The implications of Walt Disney Co.’s purchase of Rupert Murdoch’s 21st Century Fox Inc. in a $52.4 billion deal may take time to play out, but the Indian film industry experts say such consolidation is just the tip of the iceberg for this part of the world. The influx of over-the-top (OTT) video streaming platforms has necessitated major changes in the film world.
“If you see a recent trend, urban, slice-of-life films have seen decreased footfalls. That’s because there is a corresponding increase in streams and availability of similar content on OTT platforms,” said Vikram Malhotra of Abundantia Entertainment, which has co-produced films like Airlift and Toilet: Ek Prem Katha. “So unless films are spectacular, they are not going to call people to theatres. What that does on the content as well as the production side is demand the creation of such spectacular content. Effectively, the consumer side of the equation is what is now going to influence such consolidation or disruption.”
Spectacles, by definition, require investment, with or without stars, Malhotra added.

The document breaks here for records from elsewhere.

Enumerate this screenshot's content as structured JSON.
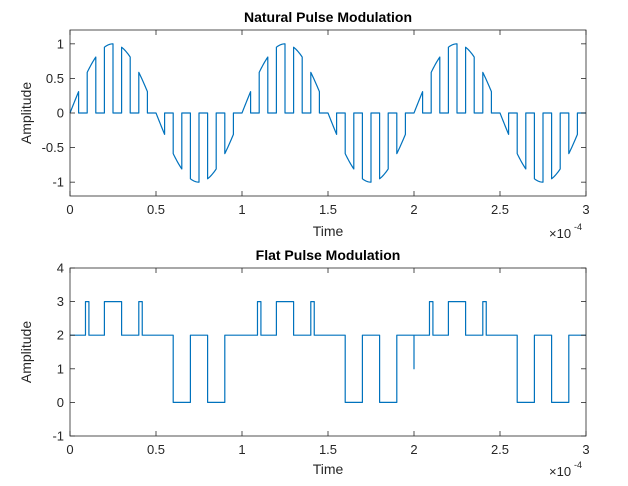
{
  "chart_data": [
    {
      "type": "line",
      "title": "Natural Pulse Modulation",
      "xlabel": "Time",
      "ylabel": "Amplitude",
      "xlim": [
        0,
        0.0003
      ],
      "ylim": [
        -1.2,
        1.2
      ],
      "x_exponent_label": "×10",
      "x_exponent_power": "-4",
      "x_ticks": [
        0,
        5e-05,
        0.0001,
        0.00015,
        0.0002,
        0.00025,
        0.0003
      ],
      "x_tick_labels": [
        "0",
        "0.5",
        "1",
        "1.5",
        "2",
        "2.5",
        "3"
      ],
      "y_ticks": [
        -1,
        -0.5,
        0,
        0.5,
        1
      ],
      "y_tick_labels": [
        "-1",
        "-0.5",
        "0",
        "0.5",
        "1"
      ],
      "line_color": "#0072BD",
      "grid": false,
      "signal": {
        "kind": "natural_pulse",
        "message_frequency_hz": 10000,
        "pulse_period_s": 1e-05,
        "pulse_width_s": 5e-06,
        "x_range": [
          0,
          0.0003
        ]
      }
    },
    {
      "type": "line",
      "title": "Flat Pulse Modulation",
      "xlabel": "Time",
      "ylabel": "Amplitude",
      "xlim": [
        0,
        0.0003
      ],
      "ylim": [
        -1,
        4
      ],
      "x_exponent_label": "×10",
      "x_exponent_power": "-4",
      "x_ticks": [
        0,
        5e-05,
        0.0001,
        0.00015,
        0.0002,
        0.00025,
        0.0003
      ],
      "x_tick_labels": [
        "0",
        "0.5",
        "1",
        "1.5",
        "2",
        "2.5",
        "3"
      ],
      "y_ticks": [
        -1,
        0,
        1,
        2,
        3,
        4
      ],
      "y_tick_labels": [
        "-1",
        "0",
        "1",
        "2",
        "3",
        "4"
      ],
      "line_color": "#0072BD",
      "grid": false,
      "points": [
        [
          0,
          2
        ],
        [
          9e-06,
          2
        ],
        [
          9e-06,
          3
        ],
        [
          1.1e-05,
          3
        ],
        [
          1.1e-05,
          2
        ],
        [
          2e-05,
          2
        ],
        [
          2e-05,
          3
        ],
        [
          3e-05,
          3
        ],
        [
          3e-05,
          2
        ],
        [
          4e-05,
          2
        ],
        [
          4e-05,
          3
        ],
        [
          4.2e-05,
          3
        ],
        [
          4.2e-05,
          2
        ],
        [
          6e-05,
          2
        ],
        [
          6e-05,
          0
        ],
        [
          7e-05,
          0
        ],
        [
          7e-05,
          2
        ],
        [
          8e-05,
          2
        ],
        [
          8e-05,
          0
        ],
        [
          9e-05,
          0
        ],
        [
          9e-05,
          2
        ],
        [
          0.000109,
          2
        ],
        [
          0.000109,
          3
        ],
        [
          0.000111,
          3
        ],
        [
          0.000111,
          2
        ],
        [
          0.00012,
          2
        ],
        [
          0.00012,
          3
        ],
        [
          0.00013,
          3
        ],
        [
          0.00013,
          2
        ],
        [
          0.00014,
          2
        ],
        [
          0.00014,
          3
        ],
        [
          0.000142,
          3
        ],
        [
          0.000142,
          2
        ],
        [
          0.00016,
          2
        ],
        [
          0.00016,
          0
        ],
        [
          0.00017,
          0
        ],
        [
          0.00017,
          2
        ],
        [
          0.00018,
          2
        ],
        [
          0.00018,
          0
        ],
        [
          0.00019,
          0
        ],
        [
          0.00019,
          2
        ],
        [
          0.0002,
          2
        ],
        [
          0.0002,
          1
        ],
        [
          0.0002,
          2
        ],
        [
          0.000209,
          2
        ],
        [
          0.000209,
          3
        ],
        [
          0.000211,
          3
        ],
        [
          0.000211,
          2
        ],
        [
          0.00022,
          2
        ],
        [
          0.00022,
          3
        ],
        [
          0.00023,
          3
        ],
        [
          0.00023,
          2
        ],
        [
          0.00024,
          2
        ],
        [
          0.00024,
          3
        ],
        [
          0.000242,
          3
        ],
        [
          0.000242,
          2
        ],
        [
          0.00026,
          2
        ],
        [
          0.00026,
          0
        ],
        [
          0.00027,
          0
        ],
        [
          0.00027,
          2
        ],
        [
          0.00028,
          2
        ],
        [
          0.00028,
          0
        ],
        [
          0.00029,
          0
        ],
        [
          0.00029,
          2
        ],
        [
          0.0003,
          2
        ]
      ]
    }
  ]
}
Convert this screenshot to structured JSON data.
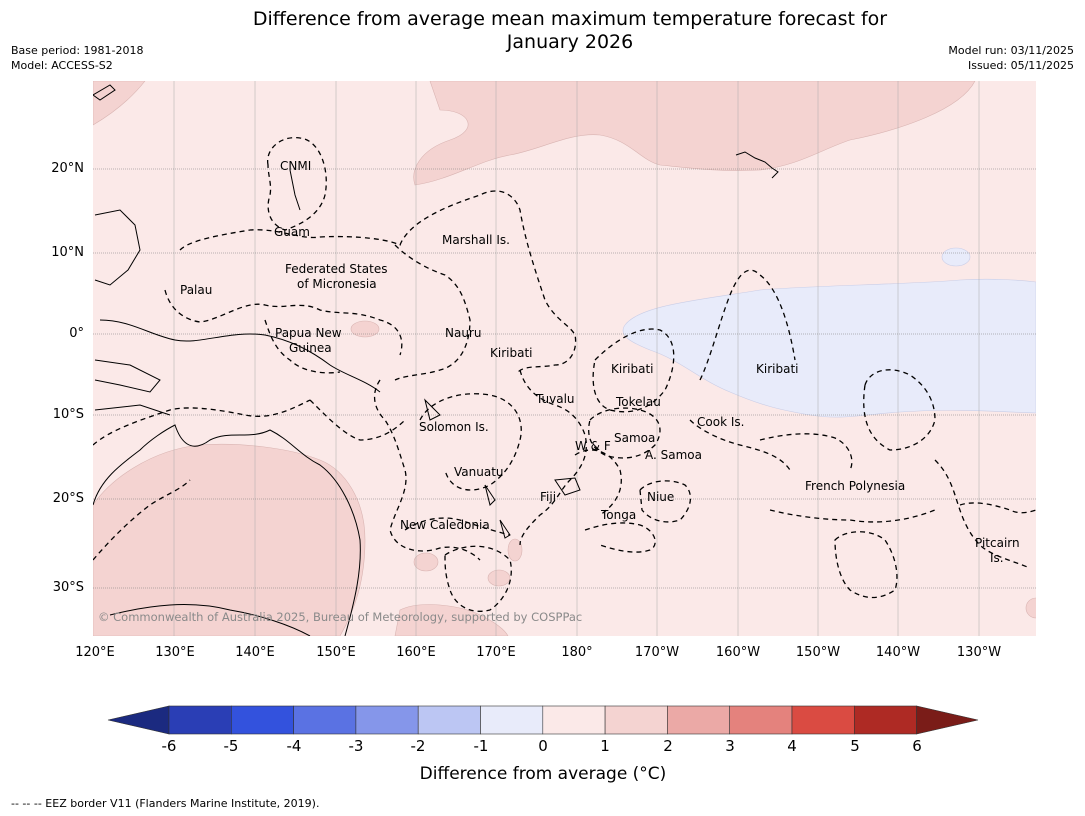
{
  "title_line1": "Difference from average mean maximum temperature forecast for",
  "title_line2": "January 2026",
  "meta_left": [
    "Base period: 1981-2018",
    "Model: ACCESS-S2"
  ],
  "meta_right": [
    "Model run: 03/11/2025",
    "Issued: 05/11/2025"
  ],
  "lat_labels": [
    "20°N",
    "10°N",
    "0°",
    "10°S",
    "20°S",
    "30°S"
  ],
  "lon_labels": [
    "120°E",
    "130°E",
    "140°E",
    "150°E",
    "160°E",
    "170°E",
    "180°",
    "170°W",
    "160°W",
    "150°W",
    "140°W",
    "130°W"
  ],
  "region_labels": [
    {
      "id": "cnmi",
      "text": "CNMI"
    },
    {
      "id": "guam",
      "text": "Guam"
    },
    {
      "id": "marshall",
      "text": "Marshall Is."
    },
    {
      "id": "fsm1",
      "text": "Federated States"
    },
    {
      "id": "fsm2",
      "text": "of Micronesia"
    },
    {
      "id": "palau",
      "text": "Palau"
    },
    {
      "id": "png1",
      "text": "Papua New"
    },
    {
      "id": "png2",
      "text": "Guinea"
    },
    {
      "id": "nauru",
      "text": "Nauru"
    },
    {
      "id": "kiribati_w",
      "text": "Kiribati"
    },
    {
      "id": "kiribati_c",
      "text": "Kiribati"
    },
    {
      "id": "kiribati_e",
      "text": "Kiribati"
    },
    {
      "id": "tuvalu",
      "text": "Tuvalu"
    },
    {
      "id": "tokelau",
      "text": "Tokelau"
    },
    {
      "id": "cook",
      "text": "Cook Is."
    },
    {
      "id": "solomon",
      "text": "Solomon Is."
    },
    {
      "id": "samoa",
      "text": "Samoa"
    },
    {
      "id": "wf",
      "text": "W & F"
    },
    {
      "id": "asamoa",
      "text": "A. Samoa"
    },
    {
      "id": "vanuatu",
      "text": "Vanuatu"
    },
    {
      "id": "fiji",
      "text": "Fiji"
    },
    {
      "id": "niue",
      "text": "Niue"
    },
    {
      "id": "tonga",
      "text": "Tonga"
    },
    {
      "id": "frpoly",
      "text": "French Polynesia"
    },
    {
      "id": "newcal",
      "text": "New Caledonia"
    },
    {
      "id": "pitcairn1",
      "text": "Pitcairn"
    },
    {
      "id": "pitcairn2",
      "text": "Is."
    }
  ],
  "copyright": "© Commonwealth of Australia 2025, Bureau of Meteorology, supported by COSPPac",
  "colorbar": {
    "label": "Difference from average (°C)",
    "ticks": [
      "-6",
      "-5",
      "-4",
      "-3",
      "-2",
      "-1",
      "0",
      "1",
      "2",
      "3",
      "4",
      "5",
      "6"
    ],
    "colors": [
      "#1b2a80",
      "#2a3eb5",
      "#3352dd",
      "#5a72e3",
      "#8596ea",
      "#bcc6f3",
      "#e8ebfa",
      "#fbe9e8",
      "#f4d3d1",
      "#eba9a6",
      "#e4827d",
      "#da4b42",
      "#ae2a24",
      "#7a1c18"
    ]
  },
  "legend_note": "--  --  -- EEZ border V11 (Flanders Marine Institute, 2019)."
}
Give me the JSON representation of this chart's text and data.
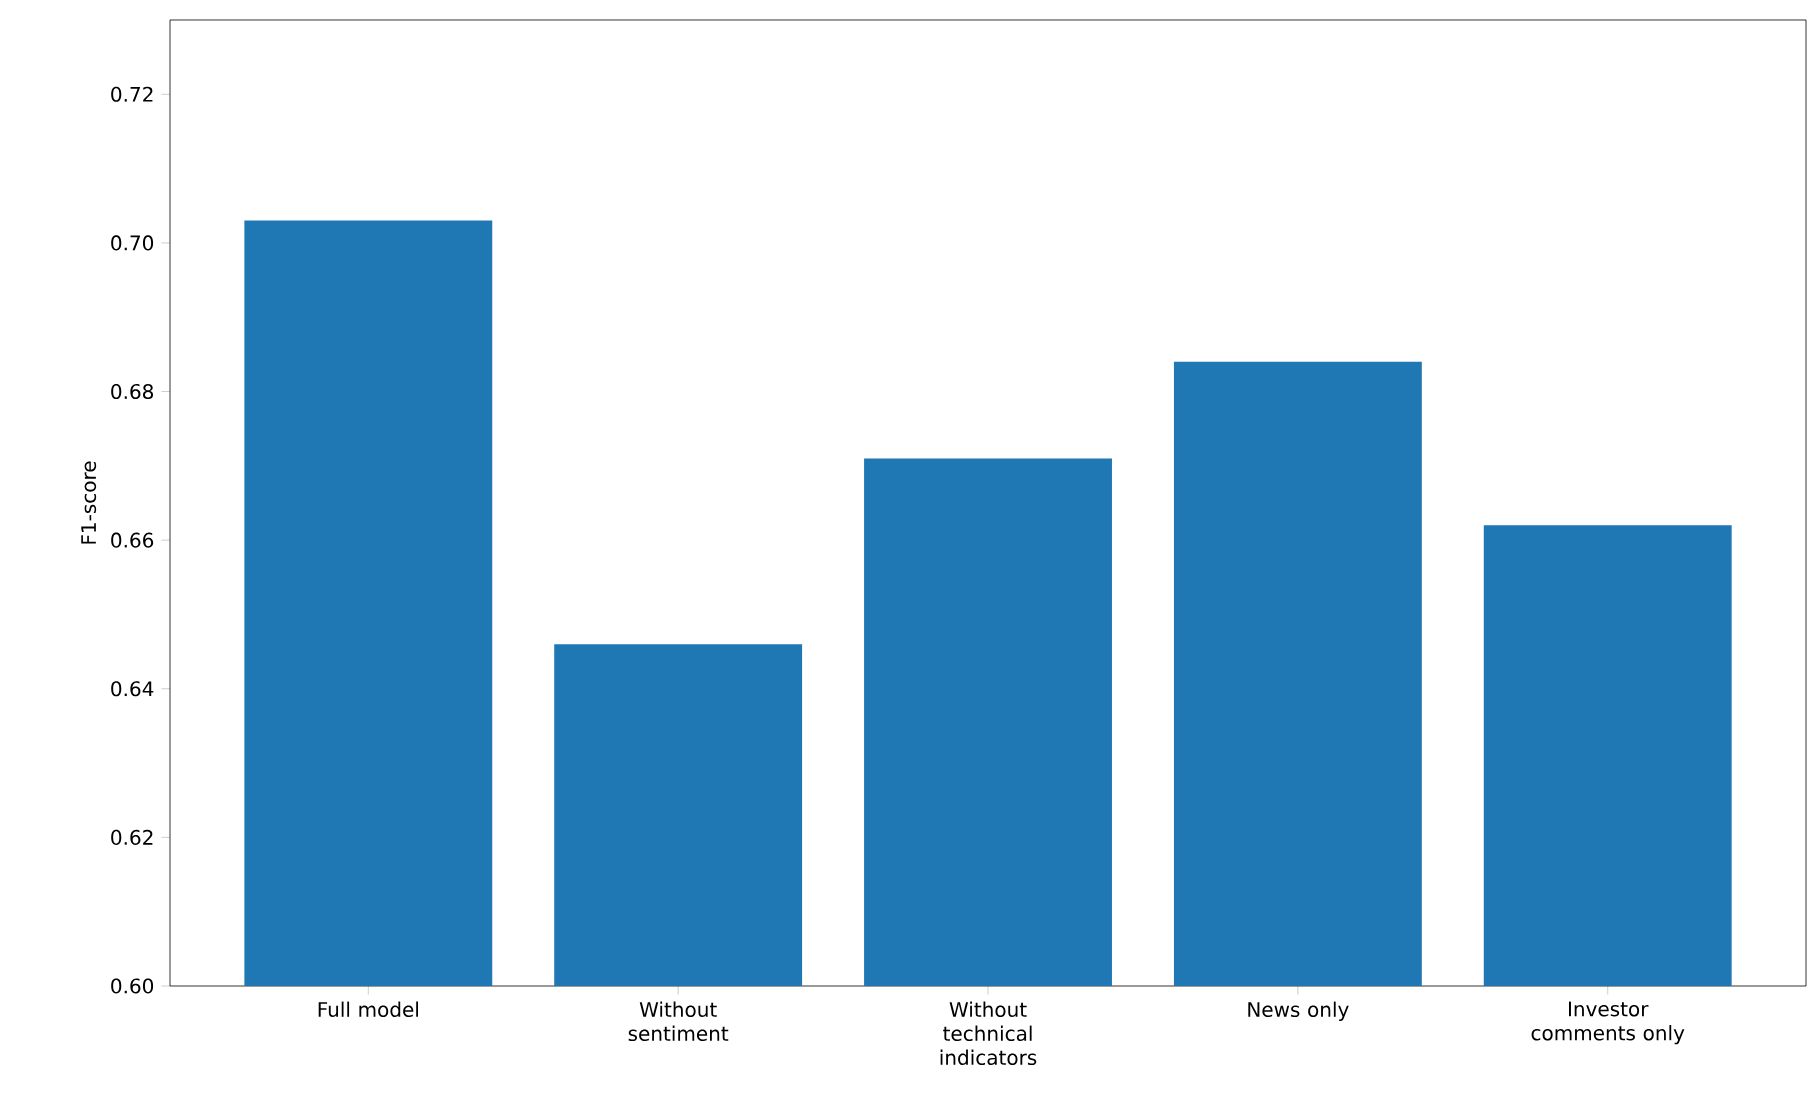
{
  "chart_data": {
    "type": "bar",
    "ylabel": "F1-score",
    "categories": [
      "Full model",
      "Without sentiment",
      "Without technical indicators",
      "News only",
      "Investor comments only"
    ],
    "values": [
      0.703,
      0.646,
      0.671,
      0.684,
      0.662
    ],
    "color": "#1f77b4",
    "ylim": [
      0.6,
      0.73
    ],
    "yticks": [
      {
        "value": 0.6,
        "label": "0.60"
      },
      {
        "value": 0.62,
        "label": "0.62"
      },
      {
        "value": 0.64,
        "label": "0.64"
      },
      {
        "value": 0.66,
        "label": "0.66"
      },
      {
        "value": 0.68,
        "label": "0.68"
      },
      {
        "value": 0.7,
        "label": "0.70"
      },
      {
        "value": 0.72,
        "label": "0.72"
      }
    ],
    "grid": false
  }
}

So only those with deep pockets will be able to attempt such projects. Therefore, consolidation becomes that much more important to the film industry.
“As we see the lines between traditional theatrical revenues, television revenues and digital revenues blurring, it will be impossible for companies to survive in any one domain,” said Jyoti Deshpande, group chief executive officer, Eros International, which has explicitly announced a focus on its streaming service Eros Now. “So I think this is just the beginning of large-scale mergers and acquisitions that we are here to see. In the international market, technology or telecommunication companies will look to consolidate with new-age digital media companies. The Indian media and entertainment market is too small and fragmented but I see consolidation happening in some shape or form.”
One will see television or movie companies moving to digital, for example, Deshpande said. Like Eros turned to Eros Now, or large-scale M&A happening between the telcos and some of the content players. On 18 December 2017, Mint reported that Reliance Jio Infocomm Ltd, the telecom arm of Reliance Industries (RIL), is in talks with several web content developers to create content for its users. So far, RIL has Star India’s video streaming app Hotstar and Siddharth Roy Kapur’s production house Roy Kapur Films on board. Last year, it bought 24.9% stake in ALTBalaji, the OTT platform owned by Balaji Telefilms, for Rs413 crore.
The role of independent producers will also change. The main thing that smaller players lack, Deshpande said, is a balance sheet. They’re risk-averse and not putting in their own money currently, a studio is often funding their films.
“If you want to make long-term deals and have some scale, you can’t jump from partner to partner but decide whom you want to work with. Finding that one stable partner and making a meaningful sticky deal is the kind of consolidation that can happen within the film sector,” Deshpande said.
Gaurav Verma, chief revenue officer at Red Chillies Entertainment, said more collaborations are happening between production companies in the last one-and-a-half years. For example, Red Chillies’s mystery thriller Ittefaq was a co-production with Dharma Productions and BR Studios.
“The idea is to create more content and use each other’s capabilities to add more value to films and to each other,” he said.
Such practical, special purpose alliances where studios partner with independent investors or talent also helps offset individual costs and investment, and fund the production and output costs of large-scale movies. But essentially, it all boils down to catering to the hard-to-please consumer who is now exposed to digital platforms and will not be drawn to theatres for sub-standard fare. As Verma said, the audience is evolving with more choices of entertainment, especially the global streaming platforms. “The creative business has to evolve with it, clearly it’s not a template business,” said Verma.
“It’s nothing else but that Netflix fear,” said a film producer, on the condition of anonymity. “It’s that looming fear that Amazon Prime and Netflix which are already taking away talent by the dozen, if tomorrow they start getting into things like news and sports, the traditional broadcast model could be rendered irrelevant overnight.”